The use of the microscope, however, lent a fresh vigour to the believers in spontaneous generation; and, forced to relinquish the mouse and the insect, they still found satisfaction in germs. In the middle of the eighteenth century the doctrine was firmly upheld by an English priest, one Needham, whose experiments, in spite of the keen, and as we now know, unanswerable criticisms of the Abbé Spallanzani, were so convincing that he was early elected a Fellow of the Royal Society. From his time till late in the last century, the question of the spontaneous origin of microscopic life has from time to time troubled the mind of man. Pasteur, Tyndall, and others have at length laid that ghost. It would take too much space to discuss all the experiments made to solve this question. Pasteur’s work did not escape the liveliest criticism; and eventually, in order to settle the matter, he appealed to the Academy of Sciences to appoint a Commission to report on the experiments of himself and his opponents. It is needless to say that when the Committee met and inspected the experiments of Pasteur, and listened to the excuses of his critics, they pronounced absolutely in favour of Pasteur.

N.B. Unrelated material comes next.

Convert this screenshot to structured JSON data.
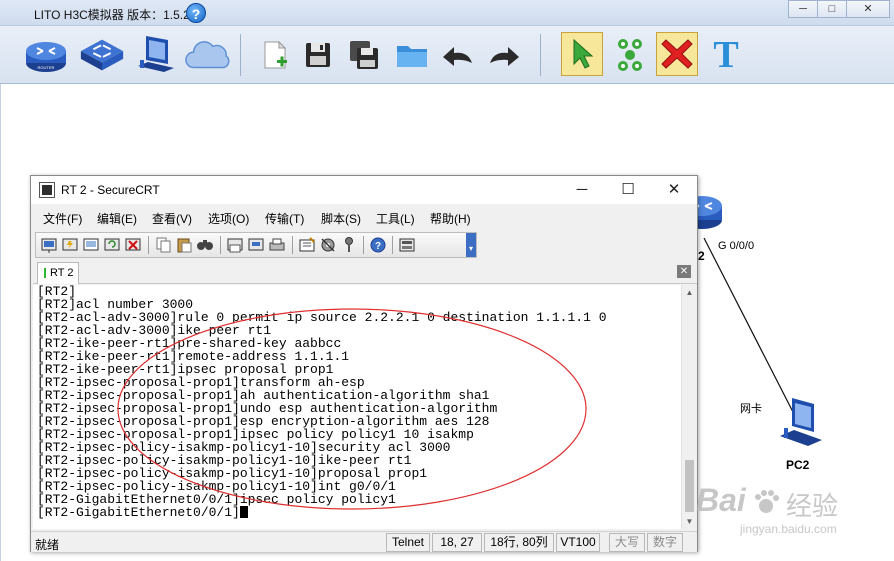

In 1862 Pasteur succeeded Senarmont as a member of the Academy of Sciences; and, it is interesting to note, he was presented by the mineralogical section. During this year he had interested himself in the manufacture of vinegar, which is extensively carried on in and around Orleans. He investigated the action of the Mycoderma aceti, the mould whose activity converts alcohol into acetic acid; and he taught the manufacturers the importance of pure cultures, showing them how, by a careful manipulation of the temperature, and by artificially sowing the fungus which effects the chemical change, the product they sought could be produced in a week or ten days, instead of requiring two or three months. This problem naturally led on to the acetous fermentation of wine, the cause of great loss to French wine exporters. Pasteur was able to demonstrate that the sourness of wine is caused by various foreign organisms, each of which causes a peculiar flavour to appear in the wine it attacks. The bouquet of wine is notoriously a delicate object, easily disturbed; and the question arose how to check the growth of the organisms without interfering with the bouquet. Pasteur solved it as he solved similar problems with regard to milk. He was able to show that after wine is properly oxygenated, if it be heated to a temperature of some 55° to 60° C. the acid-forming micro-organisms are destroyed, whilst the bouquet is unaffected. Perhaps one of Pasteur’s greatest triumphs was his success in demonstrating this to a representative assemblage of wine-tasters, notoriously a very opinionative class of people.